Did she want to keep existing? The voice in the back of her mind told her that she didn’t deserve to, but it was quieter than usual for some reason. And if the other option was non-existence, then a little pain and remorse seemed like nothing in comparison.
“I’m in.” Sechen said with a surprising amount of confidence in her voice. “On one condition; we bring Revel with us.”
Prisoner smiled wide and held out a hand for Sechen to shake. “Done. And I’ll throw in makin’ her as powerful as I’m gonna make you for free. How about you, Gilt?”
“I had fears of what you were hiding, but this?” Gilt’s smile was predatory, hungry, and violent. “This is nothing to fear. Though may I add a condition to my acceptance as well?”
“Before any of you get any ideas, I ain’t the one that’s gonna be givin’ everything to you. I’ll help you out along the way, but everyone’s gonna chip in to everything. Alright?” Prisoner looked from Gilt to Sechen, and they both nodded in understanding. “Good. Whaddya want, Gilt? We might not be able to get it done right away, or even anytime soon, but I swear we’ll do it before we make any sweepin’ changes to the world.”
Gilt started to speak, but the words dissolved into scattered letters before Sechen could make anything out. He shot a quick look at Sechen and sighed, turning to lock eyes with Prisoner. “Elach had a very close friend.”

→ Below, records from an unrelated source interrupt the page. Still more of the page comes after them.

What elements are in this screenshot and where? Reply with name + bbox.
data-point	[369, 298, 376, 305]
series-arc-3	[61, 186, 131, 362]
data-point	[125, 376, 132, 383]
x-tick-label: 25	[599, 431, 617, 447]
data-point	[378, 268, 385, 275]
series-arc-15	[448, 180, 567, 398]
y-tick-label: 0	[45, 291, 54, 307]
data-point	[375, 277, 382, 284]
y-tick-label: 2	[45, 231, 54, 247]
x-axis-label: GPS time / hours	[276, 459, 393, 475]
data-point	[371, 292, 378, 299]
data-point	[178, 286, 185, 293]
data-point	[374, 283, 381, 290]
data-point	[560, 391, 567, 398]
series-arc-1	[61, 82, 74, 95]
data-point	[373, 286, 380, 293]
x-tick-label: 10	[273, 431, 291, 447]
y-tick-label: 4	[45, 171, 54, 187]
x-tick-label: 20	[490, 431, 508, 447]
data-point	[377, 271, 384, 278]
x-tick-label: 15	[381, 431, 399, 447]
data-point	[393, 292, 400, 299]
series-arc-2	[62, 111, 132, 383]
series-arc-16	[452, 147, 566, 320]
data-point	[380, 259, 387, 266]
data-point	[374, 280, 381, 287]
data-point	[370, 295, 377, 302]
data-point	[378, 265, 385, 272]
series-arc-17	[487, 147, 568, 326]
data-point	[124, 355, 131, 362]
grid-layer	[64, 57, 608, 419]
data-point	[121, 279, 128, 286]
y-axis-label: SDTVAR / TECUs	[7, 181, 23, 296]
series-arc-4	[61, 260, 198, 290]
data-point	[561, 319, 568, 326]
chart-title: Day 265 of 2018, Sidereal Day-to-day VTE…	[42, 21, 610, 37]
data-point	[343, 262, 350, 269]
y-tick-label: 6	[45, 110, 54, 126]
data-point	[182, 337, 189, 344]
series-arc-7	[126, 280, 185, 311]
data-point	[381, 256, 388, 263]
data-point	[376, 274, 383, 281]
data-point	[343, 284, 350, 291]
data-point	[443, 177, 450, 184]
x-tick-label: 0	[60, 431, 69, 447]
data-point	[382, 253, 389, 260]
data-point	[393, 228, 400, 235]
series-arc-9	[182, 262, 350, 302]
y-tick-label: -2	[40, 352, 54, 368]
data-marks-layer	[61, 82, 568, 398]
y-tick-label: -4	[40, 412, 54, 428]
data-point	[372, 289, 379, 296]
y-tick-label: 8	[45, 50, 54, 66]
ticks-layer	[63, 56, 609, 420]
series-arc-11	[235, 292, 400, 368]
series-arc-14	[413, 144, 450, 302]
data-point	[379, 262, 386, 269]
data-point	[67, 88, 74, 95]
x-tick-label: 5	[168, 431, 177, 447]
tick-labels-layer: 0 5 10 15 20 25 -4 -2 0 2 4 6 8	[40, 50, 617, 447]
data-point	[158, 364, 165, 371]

“I’ve already heard the story.” Prisoner interrupted. “But you realize what you’re askin’ for, right? I need to make sure.”
“I do.”
“Alrighty then, that’s one more person we’ll bring with us to the end of this existence. And we’ve gone past our ten minute mark, so let’s get movin’.” Prisoner stood and the veil of unnatural silence withered away, the sounds of the world slowly coming back into being. Metea/Irric still sat exactly where she had been, but now she muttered something to herself that Prisoner winced at. “The Gilded Night’s still an hour or so away, and gettin’ in’ll add at least another hour after that. Grab cloudy and we’ll get movin’.”